Monday, December 7, 2015

honest

Saturday, December 5, 2015 (3:06 p.m.)
Honest.

I'm going to practice being honest right now. Hard honest. Real honest. Help me get my head around what I want to say to You right now.

Blessed God,

Yes. You are blessed and You are God. Thank You. Thank You that those two are still true. Thank You that as I continue I will find even more that is still true. You are good. Faithful. Loving. Kind.

And there is horrible, ridiculous violence in the world. Thank You Father that the insanity of it all has to hurt You WAY worse than it does any of the rest of us.

I wasn't going to come here with You today. I thought about it earlier and I passed. Just now I thought of it again and also considered passing once more. Thank You that I didn't.

Thank You that I knew I needed to come say something to You. Even if it was wrong. Which causes me to wonder... is anything we say to You actually wrong? Are we truly free to say things like, “Hey God? What's going on here?”

Is it okay that what I truly wanted to say is, “HEY! A little mad here!” Immediately I found myself wondering if I wasn't really sad instead.

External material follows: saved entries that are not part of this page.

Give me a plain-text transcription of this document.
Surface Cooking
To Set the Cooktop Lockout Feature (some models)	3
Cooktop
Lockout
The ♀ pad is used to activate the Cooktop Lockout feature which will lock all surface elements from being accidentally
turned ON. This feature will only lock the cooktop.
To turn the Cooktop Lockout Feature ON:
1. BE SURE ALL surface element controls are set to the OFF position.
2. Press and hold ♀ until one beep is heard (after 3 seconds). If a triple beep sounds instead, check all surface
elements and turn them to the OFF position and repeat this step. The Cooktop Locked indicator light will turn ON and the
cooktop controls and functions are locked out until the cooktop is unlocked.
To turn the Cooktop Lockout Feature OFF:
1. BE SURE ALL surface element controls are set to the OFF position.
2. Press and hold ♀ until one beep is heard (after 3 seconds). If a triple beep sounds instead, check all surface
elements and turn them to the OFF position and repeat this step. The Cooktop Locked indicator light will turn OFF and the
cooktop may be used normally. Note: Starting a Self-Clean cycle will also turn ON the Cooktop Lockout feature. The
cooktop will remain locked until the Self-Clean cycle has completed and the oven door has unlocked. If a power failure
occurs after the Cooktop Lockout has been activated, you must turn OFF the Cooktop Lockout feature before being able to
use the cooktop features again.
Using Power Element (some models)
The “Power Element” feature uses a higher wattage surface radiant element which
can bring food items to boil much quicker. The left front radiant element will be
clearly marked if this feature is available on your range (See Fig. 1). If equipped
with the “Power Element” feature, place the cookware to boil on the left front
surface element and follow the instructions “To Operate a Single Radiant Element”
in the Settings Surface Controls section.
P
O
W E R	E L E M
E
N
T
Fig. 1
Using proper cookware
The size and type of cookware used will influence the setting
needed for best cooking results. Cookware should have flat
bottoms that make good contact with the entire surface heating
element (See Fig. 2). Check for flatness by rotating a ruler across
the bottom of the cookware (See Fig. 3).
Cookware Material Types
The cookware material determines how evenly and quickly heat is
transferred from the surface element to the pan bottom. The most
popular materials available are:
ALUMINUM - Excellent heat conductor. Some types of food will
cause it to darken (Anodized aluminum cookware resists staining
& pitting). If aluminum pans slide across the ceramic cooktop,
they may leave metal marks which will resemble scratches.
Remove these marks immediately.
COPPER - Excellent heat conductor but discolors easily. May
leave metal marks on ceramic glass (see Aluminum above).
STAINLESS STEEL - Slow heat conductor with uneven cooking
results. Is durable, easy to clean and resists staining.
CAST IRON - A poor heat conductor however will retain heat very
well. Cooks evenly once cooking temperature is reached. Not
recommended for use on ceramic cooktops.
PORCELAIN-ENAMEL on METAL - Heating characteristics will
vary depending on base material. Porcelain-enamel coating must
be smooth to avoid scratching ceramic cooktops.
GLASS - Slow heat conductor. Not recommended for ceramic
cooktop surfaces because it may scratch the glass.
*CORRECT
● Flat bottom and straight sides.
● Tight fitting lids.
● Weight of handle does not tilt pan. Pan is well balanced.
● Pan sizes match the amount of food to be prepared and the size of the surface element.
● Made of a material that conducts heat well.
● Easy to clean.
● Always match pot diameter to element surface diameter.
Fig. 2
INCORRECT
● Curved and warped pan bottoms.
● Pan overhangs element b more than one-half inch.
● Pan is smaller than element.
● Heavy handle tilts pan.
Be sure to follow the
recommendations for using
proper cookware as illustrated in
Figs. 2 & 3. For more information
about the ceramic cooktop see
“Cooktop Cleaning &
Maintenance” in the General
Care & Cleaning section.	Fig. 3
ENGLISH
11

YOU know our hearts. Our souls, minds and strength. You know each of us far better than we will ever know ourselves or one another.

“Senseless tragedy” comes to mind. All the strife. Hostility. 'Bitter disagreement over fundamental issues.' I don't understand any of it Father. It all hurts.

Just being able to be completely honest and say, “Dad, I'm sad.” Not mad. Sad. Help us Father. Show us all what to do with our helplessness.